Da estupidez em 2021

Quando tirarmos as máscaras, o maior desafio de 2021 será dinamitar o monólito das explicações simples para responder à complexidade do mundo. A vida é complicada. Porque não haveriam de o ser a linguagem e o pensamento?

O maior desafio de 2021 é o da pandemia da ignorância.

O efeito Flynn é a asserção, polémica mas maioritária, de que o valor do Q.I. das populações mundiais tem subido de forma consistente desde o pós-guerra. Nas últimas duas décadas, os especialistas em ciências cognitivas constataram uma inversão do efeito Flynn, sobretudo nos países mais desenvolvidos.
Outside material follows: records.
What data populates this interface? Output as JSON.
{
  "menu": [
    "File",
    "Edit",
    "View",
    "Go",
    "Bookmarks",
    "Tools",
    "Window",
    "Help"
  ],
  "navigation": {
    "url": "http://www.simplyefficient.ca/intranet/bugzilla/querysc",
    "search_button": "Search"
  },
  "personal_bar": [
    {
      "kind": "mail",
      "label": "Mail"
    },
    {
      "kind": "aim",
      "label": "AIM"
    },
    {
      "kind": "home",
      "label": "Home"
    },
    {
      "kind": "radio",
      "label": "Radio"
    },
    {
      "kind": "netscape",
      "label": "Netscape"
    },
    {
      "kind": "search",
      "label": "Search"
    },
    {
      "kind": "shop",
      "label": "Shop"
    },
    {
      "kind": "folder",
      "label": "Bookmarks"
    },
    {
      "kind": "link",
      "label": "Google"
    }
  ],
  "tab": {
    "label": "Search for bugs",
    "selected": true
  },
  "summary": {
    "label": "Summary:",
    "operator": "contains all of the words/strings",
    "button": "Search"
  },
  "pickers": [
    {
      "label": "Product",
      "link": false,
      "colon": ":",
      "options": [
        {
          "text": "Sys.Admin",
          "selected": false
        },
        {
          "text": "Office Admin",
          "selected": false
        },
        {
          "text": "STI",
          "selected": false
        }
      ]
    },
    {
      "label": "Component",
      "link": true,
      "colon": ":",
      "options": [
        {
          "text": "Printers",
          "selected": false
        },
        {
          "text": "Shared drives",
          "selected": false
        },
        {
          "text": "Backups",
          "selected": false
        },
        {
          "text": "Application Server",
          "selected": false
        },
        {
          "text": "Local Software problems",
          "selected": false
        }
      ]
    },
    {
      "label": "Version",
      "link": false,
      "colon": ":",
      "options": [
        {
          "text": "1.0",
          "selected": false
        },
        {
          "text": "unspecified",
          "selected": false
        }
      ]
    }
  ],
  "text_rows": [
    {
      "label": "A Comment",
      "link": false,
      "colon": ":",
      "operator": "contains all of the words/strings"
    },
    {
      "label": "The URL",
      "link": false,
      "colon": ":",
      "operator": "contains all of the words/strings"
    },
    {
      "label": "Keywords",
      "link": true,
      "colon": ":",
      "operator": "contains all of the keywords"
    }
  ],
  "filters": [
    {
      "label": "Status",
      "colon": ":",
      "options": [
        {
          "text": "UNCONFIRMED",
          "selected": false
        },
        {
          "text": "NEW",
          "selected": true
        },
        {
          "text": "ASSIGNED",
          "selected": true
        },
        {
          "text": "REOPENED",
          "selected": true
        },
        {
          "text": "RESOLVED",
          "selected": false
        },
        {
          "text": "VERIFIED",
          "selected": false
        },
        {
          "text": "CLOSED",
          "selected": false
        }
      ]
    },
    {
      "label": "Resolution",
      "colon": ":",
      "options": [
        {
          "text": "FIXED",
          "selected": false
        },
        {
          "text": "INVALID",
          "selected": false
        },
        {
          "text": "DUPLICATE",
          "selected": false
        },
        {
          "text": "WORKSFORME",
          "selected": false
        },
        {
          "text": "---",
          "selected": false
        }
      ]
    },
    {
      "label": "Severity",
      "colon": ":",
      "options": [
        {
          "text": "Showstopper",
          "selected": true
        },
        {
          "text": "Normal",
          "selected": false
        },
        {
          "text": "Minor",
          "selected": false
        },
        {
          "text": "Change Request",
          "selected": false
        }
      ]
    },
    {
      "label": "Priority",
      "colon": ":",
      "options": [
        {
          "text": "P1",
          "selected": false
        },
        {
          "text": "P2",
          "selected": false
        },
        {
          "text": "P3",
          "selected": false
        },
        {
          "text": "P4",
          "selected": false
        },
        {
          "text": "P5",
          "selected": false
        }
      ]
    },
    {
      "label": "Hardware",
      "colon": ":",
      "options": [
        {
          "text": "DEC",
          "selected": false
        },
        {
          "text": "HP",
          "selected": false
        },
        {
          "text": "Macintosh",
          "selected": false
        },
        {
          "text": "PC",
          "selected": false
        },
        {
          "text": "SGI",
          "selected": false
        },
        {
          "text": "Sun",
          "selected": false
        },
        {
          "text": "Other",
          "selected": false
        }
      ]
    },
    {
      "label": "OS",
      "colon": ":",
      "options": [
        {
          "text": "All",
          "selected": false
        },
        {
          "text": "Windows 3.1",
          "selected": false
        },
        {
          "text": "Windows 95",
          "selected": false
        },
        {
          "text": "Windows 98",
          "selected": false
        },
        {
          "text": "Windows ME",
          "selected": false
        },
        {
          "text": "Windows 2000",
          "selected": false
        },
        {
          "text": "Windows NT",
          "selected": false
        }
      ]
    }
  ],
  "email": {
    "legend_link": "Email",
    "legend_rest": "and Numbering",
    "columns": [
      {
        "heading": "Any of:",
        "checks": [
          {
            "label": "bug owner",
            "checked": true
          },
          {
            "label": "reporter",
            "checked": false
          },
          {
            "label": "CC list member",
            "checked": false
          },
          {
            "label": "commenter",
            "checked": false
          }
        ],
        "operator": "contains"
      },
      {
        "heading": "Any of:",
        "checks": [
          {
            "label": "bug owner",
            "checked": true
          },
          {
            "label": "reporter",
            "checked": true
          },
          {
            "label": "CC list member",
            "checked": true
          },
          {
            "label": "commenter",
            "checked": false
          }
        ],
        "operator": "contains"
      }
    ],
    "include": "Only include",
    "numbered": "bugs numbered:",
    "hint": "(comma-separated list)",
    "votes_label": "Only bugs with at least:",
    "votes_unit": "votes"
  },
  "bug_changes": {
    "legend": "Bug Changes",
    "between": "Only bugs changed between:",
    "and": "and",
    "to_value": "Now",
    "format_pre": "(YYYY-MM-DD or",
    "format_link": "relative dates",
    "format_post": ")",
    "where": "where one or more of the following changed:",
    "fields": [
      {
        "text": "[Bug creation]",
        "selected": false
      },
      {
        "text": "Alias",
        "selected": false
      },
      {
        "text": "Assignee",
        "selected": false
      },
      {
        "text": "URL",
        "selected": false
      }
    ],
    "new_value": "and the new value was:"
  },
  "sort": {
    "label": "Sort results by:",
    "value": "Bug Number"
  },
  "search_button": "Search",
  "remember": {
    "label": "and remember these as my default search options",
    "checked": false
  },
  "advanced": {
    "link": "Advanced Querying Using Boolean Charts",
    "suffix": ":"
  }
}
Para Christophe Clavé, um guru da estratégia empresarial e professor na INSEEC Business School of Economics, grupo francês especializado no ensino de gestão com filiais em Londres e São Francisco, uma das chaves do problema é a linguagem.

Com o empobrecimento do vocabulário dos millennials (nascidos entre os anos 80 e o final do século XX) e a redução do léxico da geração Z (nascidos entre a segunda metade dos 90 e 2010), não são apenas as palavras que perdem o valor comunicativo. É o próprio pensamento. Falar e, sobretudo, escrever no presente, sem projecção no tempo ou recurso ao condicional, o desaparecimento da pontuação, o abandono das maiúsculas e a longa quarentena de verbos sofisticados, antes em liberdade criativa, são causas e sintomas de um problema maior: a redução na capacidade de desenvolver e reproduzir ideias complexas.